DRMacIver's Notebook

Larger selves

Larger selves

Note: This is transcribed verbatim from my physical notebook, so when I refer to a notebook in here I’m talking about an actual book I’m writing in with an actual pen. I just didn’t want to inflict my hand writing on you.

There are subjects I don’t know how to write about in a way that communicates why they are important to me, either because they always come out flat, or because they come out disordered in their intensity.

One of the subjects that always comes out flat is that I practice a sort of religion. We’re a congregation of one person (me) and not that interested in converts.

Whenever I try to explain it, it comes out sounding like either a joke or some very dry philosophy. Honestly it started out that way. But this matters to me, at quite a personal level, even if I don’t know how to show it.

The joke version goes thus: I believe in a supreme being, in that I think beinghood is closed under union, thus the set of all beings has a superema (a maximal element).

I didn’t say it was a funny joke.

(Technical nitpick: Beings are actually closed under interaction, not union.

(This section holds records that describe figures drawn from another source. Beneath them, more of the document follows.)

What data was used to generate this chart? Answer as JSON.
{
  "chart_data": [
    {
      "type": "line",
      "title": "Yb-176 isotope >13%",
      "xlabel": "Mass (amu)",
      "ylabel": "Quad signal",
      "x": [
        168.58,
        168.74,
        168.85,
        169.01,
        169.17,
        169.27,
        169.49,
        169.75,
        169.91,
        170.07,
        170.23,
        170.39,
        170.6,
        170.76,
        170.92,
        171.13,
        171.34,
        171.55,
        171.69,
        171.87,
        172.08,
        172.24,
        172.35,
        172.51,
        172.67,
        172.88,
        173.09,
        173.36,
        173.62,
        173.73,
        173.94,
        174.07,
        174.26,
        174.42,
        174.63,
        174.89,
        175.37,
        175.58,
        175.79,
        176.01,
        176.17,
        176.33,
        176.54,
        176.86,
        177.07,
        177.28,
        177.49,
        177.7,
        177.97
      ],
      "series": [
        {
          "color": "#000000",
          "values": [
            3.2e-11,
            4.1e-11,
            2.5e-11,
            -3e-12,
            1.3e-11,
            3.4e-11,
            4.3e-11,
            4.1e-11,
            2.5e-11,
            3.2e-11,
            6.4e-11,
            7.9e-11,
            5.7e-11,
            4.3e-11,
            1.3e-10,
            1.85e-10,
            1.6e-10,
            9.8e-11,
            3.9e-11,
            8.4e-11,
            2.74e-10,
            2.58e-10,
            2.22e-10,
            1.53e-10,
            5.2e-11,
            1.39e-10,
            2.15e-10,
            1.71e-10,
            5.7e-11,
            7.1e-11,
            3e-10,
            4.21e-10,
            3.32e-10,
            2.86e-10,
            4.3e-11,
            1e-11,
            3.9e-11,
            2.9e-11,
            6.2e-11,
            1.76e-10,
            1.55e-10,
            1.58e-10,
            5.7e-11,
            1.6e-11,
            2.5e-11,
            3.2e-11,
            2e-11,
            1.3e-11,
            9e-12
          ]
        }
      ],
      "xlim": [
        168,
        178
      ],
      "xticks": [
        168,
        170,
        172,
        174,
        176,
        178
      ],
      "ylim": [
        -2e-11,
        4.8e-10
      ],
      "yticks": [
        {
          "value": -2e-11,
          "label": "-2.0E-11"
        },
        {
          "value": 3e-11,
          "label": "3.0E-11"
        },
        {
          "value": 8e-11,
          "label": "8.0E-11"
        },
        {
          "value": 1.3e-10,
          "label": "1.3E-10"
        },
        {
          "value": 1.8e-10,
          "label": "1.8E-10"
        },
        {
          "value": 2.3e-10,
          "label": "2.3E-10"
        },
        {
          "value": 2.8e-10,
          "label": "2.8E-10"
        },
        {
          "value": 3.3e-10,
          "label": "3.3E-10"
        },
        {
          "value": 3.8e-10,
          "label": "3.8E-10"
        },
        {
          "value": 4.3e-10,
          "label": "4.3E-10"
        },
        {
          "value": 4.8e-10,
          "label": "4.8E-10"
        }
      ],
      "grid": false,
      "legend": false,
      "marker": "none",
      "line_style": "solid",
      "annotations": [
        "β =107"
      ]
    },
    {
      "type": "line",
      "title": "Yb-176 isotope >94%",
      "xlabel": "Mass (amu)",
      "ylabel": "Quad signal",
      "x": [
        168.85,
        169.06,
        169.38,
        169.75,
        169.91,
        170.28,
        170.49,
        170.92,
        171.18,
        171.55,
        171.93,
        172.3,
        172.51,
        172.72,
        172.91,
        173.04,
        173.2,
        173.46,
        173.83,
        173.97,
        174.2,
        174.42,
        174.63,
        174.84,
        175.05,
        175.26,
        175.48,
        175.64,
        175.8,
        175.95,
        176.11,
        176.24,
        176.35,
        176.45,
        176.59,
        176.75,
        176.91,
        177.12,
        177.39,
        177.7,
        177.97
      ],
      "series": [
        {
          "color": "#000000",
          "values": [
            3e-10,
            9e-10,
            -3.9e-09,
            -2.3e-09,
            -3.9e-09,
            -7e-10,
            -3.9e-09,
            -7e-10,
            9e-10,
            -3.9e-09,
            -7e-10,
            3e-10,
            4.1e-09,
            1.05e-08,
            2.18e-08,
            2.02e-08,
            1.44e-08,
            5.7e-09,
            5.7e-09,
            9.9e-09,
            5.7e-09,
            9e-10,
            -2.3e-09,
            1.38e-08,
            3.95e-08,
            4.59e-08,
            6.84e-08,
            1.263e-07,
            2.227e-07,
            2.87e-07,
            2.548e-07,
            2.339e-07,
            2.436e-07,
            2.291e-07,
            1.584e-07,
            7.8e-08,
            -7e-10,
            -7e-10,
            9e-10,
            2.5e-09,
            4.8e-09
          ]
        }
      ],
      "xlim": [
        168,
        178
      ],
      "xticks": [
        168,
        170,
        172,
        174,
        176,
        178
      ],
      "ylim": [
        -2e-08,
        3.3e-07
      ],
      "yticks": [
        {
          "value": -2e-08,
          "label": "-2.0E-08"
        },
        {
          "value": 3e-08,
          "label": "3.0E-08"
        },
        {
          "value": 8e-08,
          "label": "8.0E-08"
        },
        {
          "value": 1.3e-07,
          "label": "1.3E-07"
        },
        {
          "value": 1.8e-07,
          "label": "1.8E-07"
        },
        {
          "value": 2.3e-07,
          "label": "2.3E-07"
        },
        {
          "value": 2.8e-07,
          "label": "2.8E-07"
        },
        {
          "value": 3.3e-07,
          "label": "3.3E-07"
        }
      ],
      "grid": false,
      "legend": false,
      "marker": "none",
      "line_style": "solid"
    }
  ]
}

As a result this gets tricky when you bring relativity into the picture. Don’t worry about this.)

The part of this that actually matters to me is that consciousness, and to some degree personhood, happens at every scale. As I write this, I am not having thoughts and recording them on the page. I am thinking by writing. The thought occurs not in my head, but in the combined head/hand/notebook system. Me plus a notebook behaves like a different, albeit very similar, entity to me without.

The same occurs in conversation. As you and I talk, the pair of us think together. Thoughts are had that we could not have had alone. There is an us above any beyond there being a you and separately also a me.

This is true with action as well as thought of course. I can do things with a knife that I cannot do without. You and I can do things together that we cannot do alone.

Less obviously, it is true of feeling too. Empathy is not feeling what another feels, but it is a sort of second-person form of feeling. As we synchronise there is a form of shared feeling that we have. This is particularly obvious in sex or dance, but also in e.g. games or pair programming. There is a shared feeling between us.

Something that thinks, acts, and feels seems to me to be a legitimate candidate for personhood. It’s certainly not a person in exactly the same way that a human is, but it still seems like a person to me.

You and I together form an us-person distinct from but overlapping with the I-person and the you-person. The same holds for me and my notebook (although I don’t think my notebook on its own counts as a person. I sometimes think it’s useful to think of personhood as continuous rather than binary. In this view, it is merely not much of a person).

If you like, you can substitute “conscious entity” for “person” here, but for me “person” carries more of the right moral and emotional undertones.

This extends further upwards of course. A team has personhood. A company. A country. The world.

I don’t think it requires a human in the mix to be a person. We’re not too far off having AI that I’d consider clearly warranted some degree of personhood. A dog seems clearly nearly or wholly a person to me. A forest is at least as much of a person as a dog.

This also extends downwards. Any reasonably careful degree of attention to yourself and your experience shows that you are made up of parts. You see this with mixed feelings (“part of me feels X while another part feels Y”). Internal family systems and other types of parts work recommend treating these parts of you as people. Maybe they are.

You can also see this with aphasia. You can’t just recall. The best you can hope for is create a space for the part of you that knows the answer to put it when it’s done.

You are not a single unitary entity any more than the notebook and I are - we are cooperating modules working together.

This starts to sound very “the self is an illusion” but that’s bullshit. The self is no more an illusion than a team is. A team is made up of individuals, but the team is created when those individuals work together.

The team exists in the connections as well as in the parts, and there is a health and function of the team above and beyond that of the individual parts.

Much of why this matters to me is that I want to be a better person, and I want to participate in being a better person.

We as people confined to single bodies need to embrace that embodiment, and to learn to self better, but part of how we do that is by learning to participate in larger, better, selves that extend beyond us.